The Ever-Elusive Dream: A Full Night’s Sleep

The Ever-Elusive Dream: A Full Night’s Sleep


When you’re pregnant, you dream of your new baby. Who will he look like? Will she have blue eyes or brown? What will his favorite lullaby be? But, after the first of what will be many, many all-nighters, parents start to dream of one thing above almost anything else: a full night’s sleep.

I’m going to say that phrase that all expecting parents hate to hear, but it’s still true: You can’t understand it until you’ve lived through it. You may think you’re ready for the 24-hour demands of parenthood because you’ve raised a puppy, or you’ve had a job with odd hours, or heartburn is keeping you up at night during pregnancy. But take it from me, none of those will prepare you for the cries, shrieks and screams that keep you from your bed night after night.

Parents all come up with their own ways to cope. They’ll try to find the perfect combination of rocking, bouncing, singing, shushing, bottles, pacifiers and, of course, caffeine (for themselves!) I wish I could share that perfect combination, but unfortunately, it doesn’t exist. For every book that says you should swaddle your baby, there’s another book that says to let them sleep with their arms free.

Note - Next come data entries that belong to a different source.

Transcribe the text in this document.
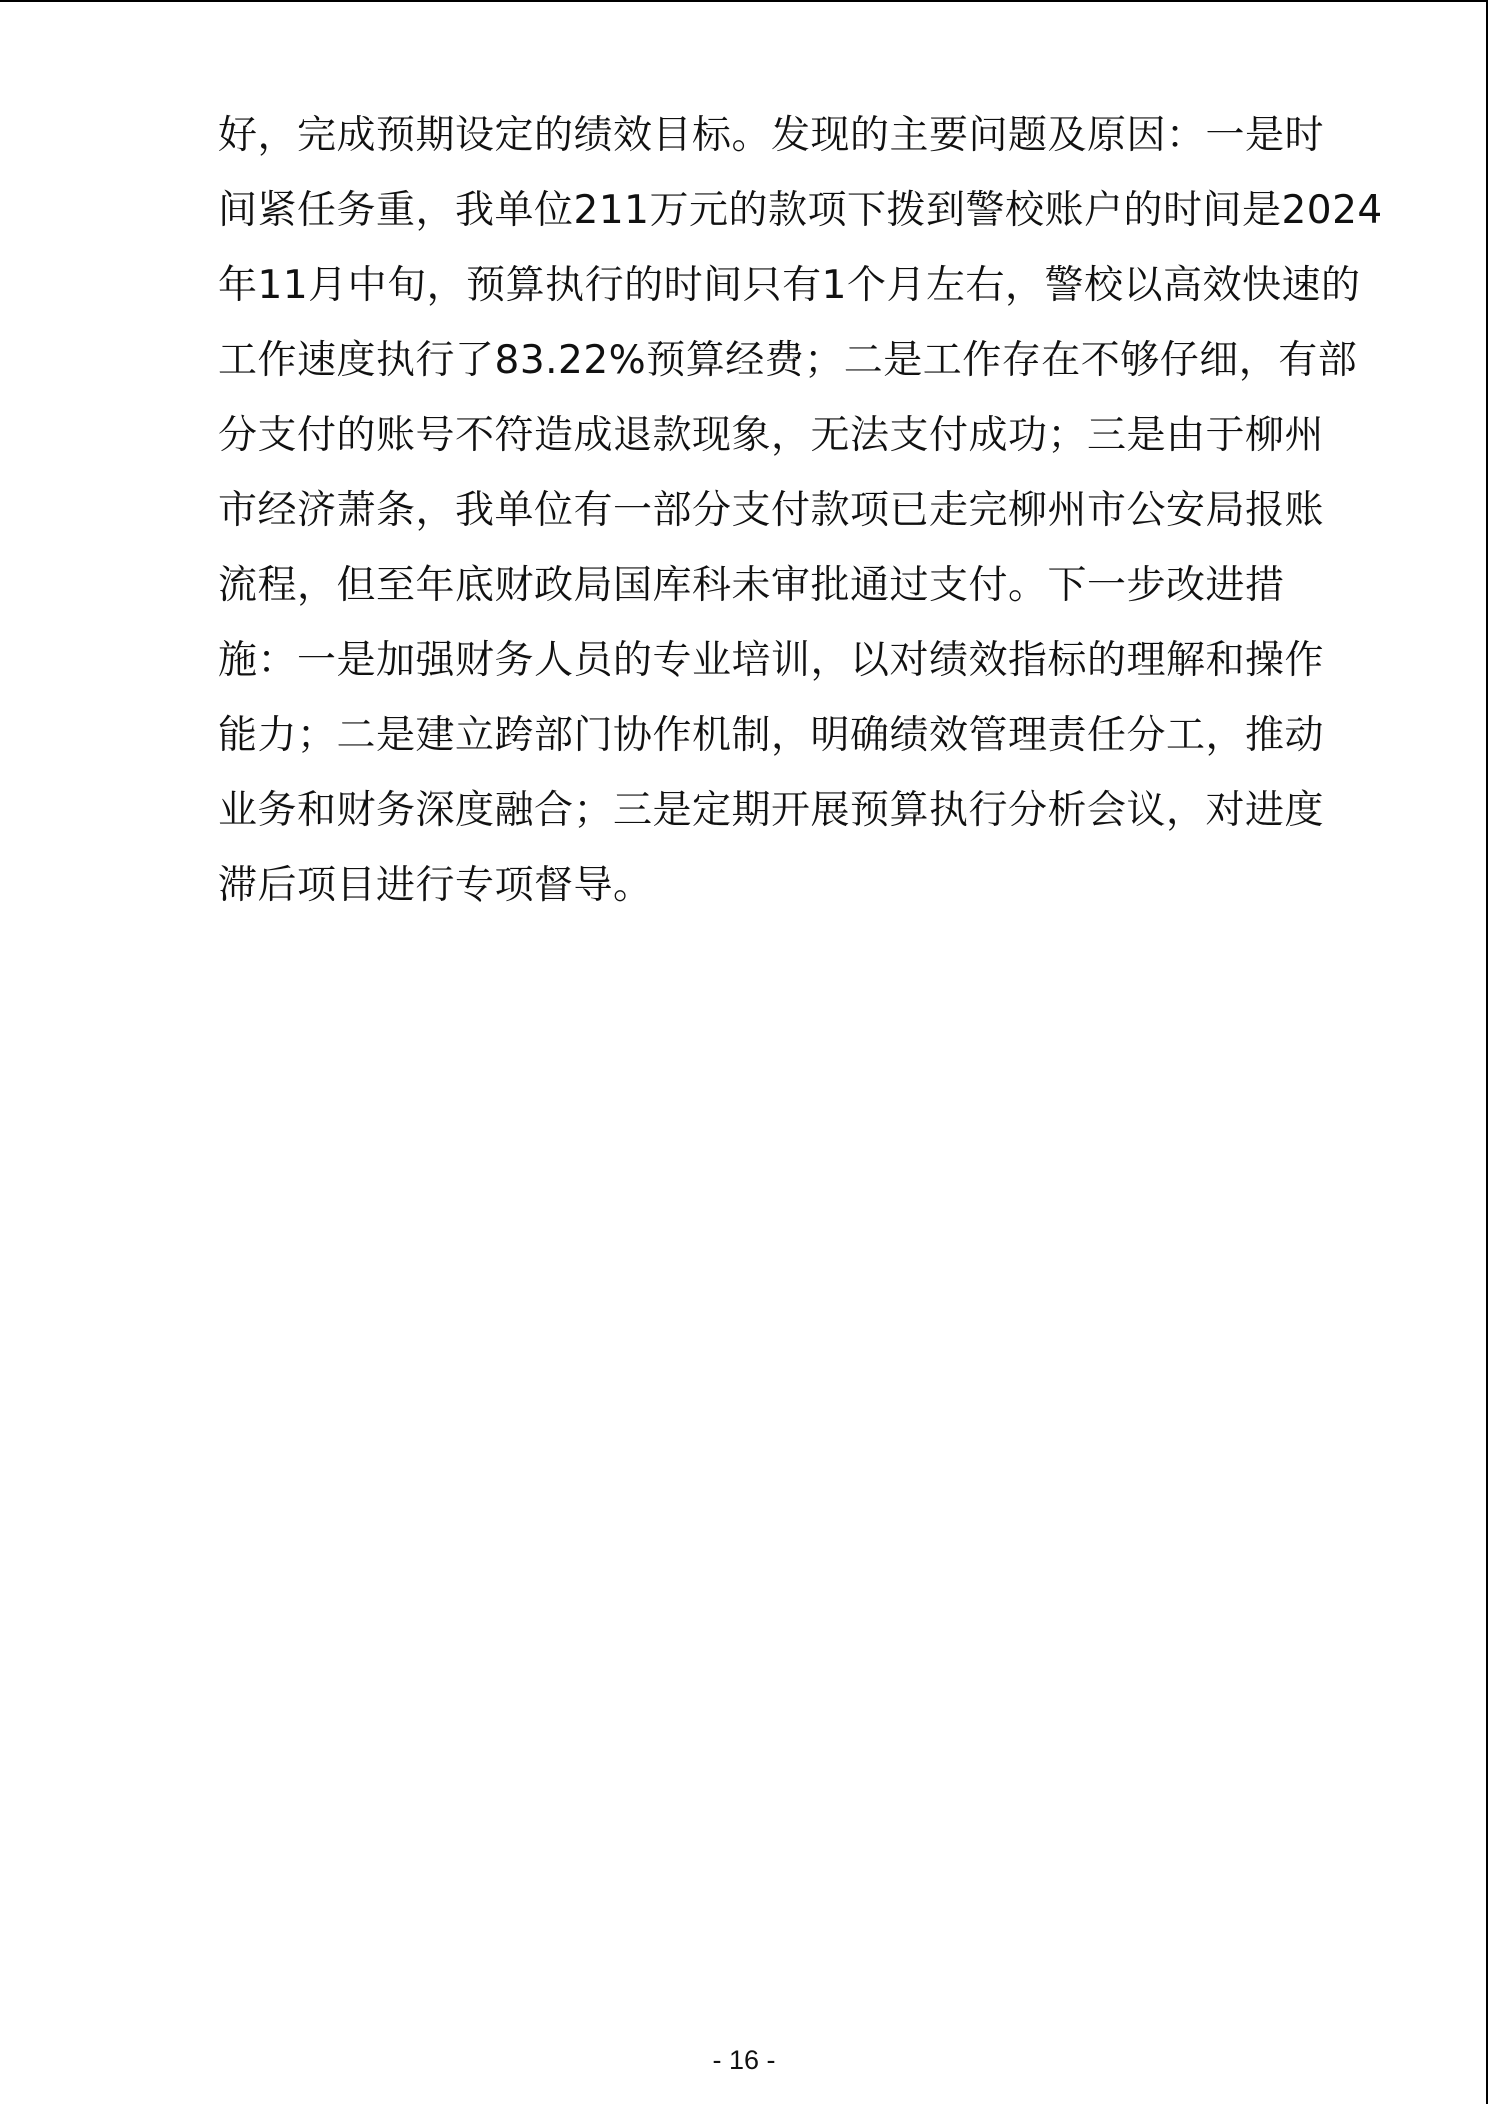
好，完成预期设定的绩效目标。发现的主要问题及原因：一是时
间紧任务重，我单位211万元的款项下拨到警校账户的时间是2024
年11月中旬，预算执行的时间只有1个月左右，警校以高效快速的
工作速度执行了83.22%预算经费；二是工作存在不够仔细，有部
分支付的账号不符造成退款现象，无法支付成功；三是由于柳州
市经济萧条，我单位有一部分支付款项已走完柳州市公安局报账
流程，但至年底财政局国库科未审批通过支付。下一步改进措
施：一是加强财务人员的专业培训，以对绩效指标的理解和操作
能力；二是建立跨部门协作机制，明确绩效管理责任分工，推动
业务和财务深度融合；三是定期开展预算执行分析会议，对进度
滞后项目进行专项督导。
- 16 -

For expecting parents, or parents who are just starting out, there are a few tried and true methods to explore:

Back is Best

This is non-negotiable. The American Academy of Pediatrics recommends all babies be put on their backs every time they go to sleep – both for naps and nighttime – to reduce the risk of SIDS (Sudden Infant Death Syndrome). If your baby can roll over both ways (back to front and front to back), you should still place him on his back, but you do not have to flip him over if he rolls onto his stomach. Parents should always put babies on their backs until their first birthday.


Wrapping babies up tight can help them sleep longer through the night. The swaddle simulates the mother’s womb and is cozy for the baby. If you do swaddle your baby, remember not to have any loose blankets or other objects in the crib, because they can be a strangulation hazard. You should typically stop swaddling around two months of age, so the baby can learn to roll on her own.

Pick a Pacifier

Pacifiers help soothe babies through sucking. Be mindful of when you give your baby a pacifier, and don’t use it when the baby actually needs to be fed. There are dozens of types of pacifiers, and even pacifier attachments, so picking out the right one can be tricky. Really the only way to find out if your baby will like the pacifier is to try it. If that one doesn’t work, pick a different one and give it a shot.

It may seem like an uphill battle, but it’s a journey countless parents have been on before you. Keep a positive attitude and a little perspective, knowing someday sleep will return to you. And it will be everything you dreamed of.